Once you’ve made a plan, it shouldn’t be set in stone. At least quarterly, set aside time with your spouse to review your financial plan, see if it’s working as anticipated, and make adjustments. Use this opportunity to talk about money, financial issues, and your progress and setbacks. By working as a team and being open about finances, you can determine methods that work best for both of you to decrease debt, increase wealth, and live the best years of your life your way.

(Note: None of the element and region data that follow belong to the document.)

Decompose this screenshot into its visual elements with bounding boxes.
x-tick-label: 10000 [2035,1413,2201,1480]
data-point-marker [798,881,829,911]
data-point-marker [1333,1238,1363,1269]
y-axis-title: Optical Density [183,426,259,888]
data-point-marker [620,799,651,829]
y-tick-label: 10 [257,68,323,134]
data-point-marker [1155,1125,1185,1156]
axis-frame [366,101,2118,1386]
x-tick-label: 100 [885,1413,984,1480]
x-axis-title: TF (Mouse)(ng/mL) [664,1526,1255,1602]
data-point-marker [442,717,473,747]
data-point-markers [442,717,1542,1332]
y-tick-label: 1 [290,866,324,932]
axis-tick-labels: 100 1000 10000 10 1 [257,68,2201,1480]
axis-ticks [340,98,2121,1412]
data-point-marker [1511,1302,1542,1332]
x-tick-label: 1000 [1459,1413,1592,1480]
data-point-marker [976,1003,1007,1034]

Approaching Finances in Remarriage
For older adults, remarriage is becoming increasingly more common. In the past two decades, 67% of previously married adults ages 55 to 64 and 50% of previously married adults ages 65 and older had remarried.3 But when getting remarried later in life, you often have added financial considerations that couples in their twenties and thirties don’t have. For instance, if you are combining families, have adult children from previous relationships, or have individual financial portfolios, it is important to be aware of the potential financial impact of remarriage.4
When you decide to remarry, make sure to have an open discussion with your partner about finances, especially if one or both of you are still working, have children, and/or have significant assets. Honesty and clarity are critical to creating a successful plan.
- Arrange a meeting or group of meetings with your new spouse to openly discuss your respective financial situations. Setting a specific time with an agenda will help you stay on topic and not forget crucial details.
- Introduce your financial advisor to your partner to ensure everyone is in agreement on how you want to approach financial planning as a couple.
- If you choose to combine your finances, eliminate surprises early on and honestly depict your financial situation. Consider sharing financial documents, including tax returns, pay stubs, bank and investment statements, as well as a credit report.
- Go over any contractual obligations you may have with former spouses.
- Discuss your long-term financial goals, including how you would like to support each other and any children or additional family members. Talk about any relevant guardianship issues that may occur or are currently in place.
- Develop a plan to guide you in dealing with the differences in each of your ingrained spending and saving styles.
- When there is an ex-spouse or children involved, or if there is a large socioeconomic gap between you, it may be difficult to merge your financial views. Take time to gain an understanding of the other person’s point of view and what their strengths and weaknesses are.
- If opening a joint checking account, define guidelines and boundaries for how that money will be utilized. What is the maximum amount you can spend before you need to discuss and agree upon a purchase? Will you each keep separate accounts that focus on funding a dependent’s needs or education?
- Plans from previous marriages will need to be reviewed, including wills, trusts, and beneficiary designations. Work with your new spouse to develop a new plan that addresses all matters of “yours,” “mine,” and “ours.”
Discussing your finances can be complex – there are many layers to wade through and potential answers for each topic. However, if you discuss your finances regularly and keep the lines of communication open, it could save you more difficult conversations later.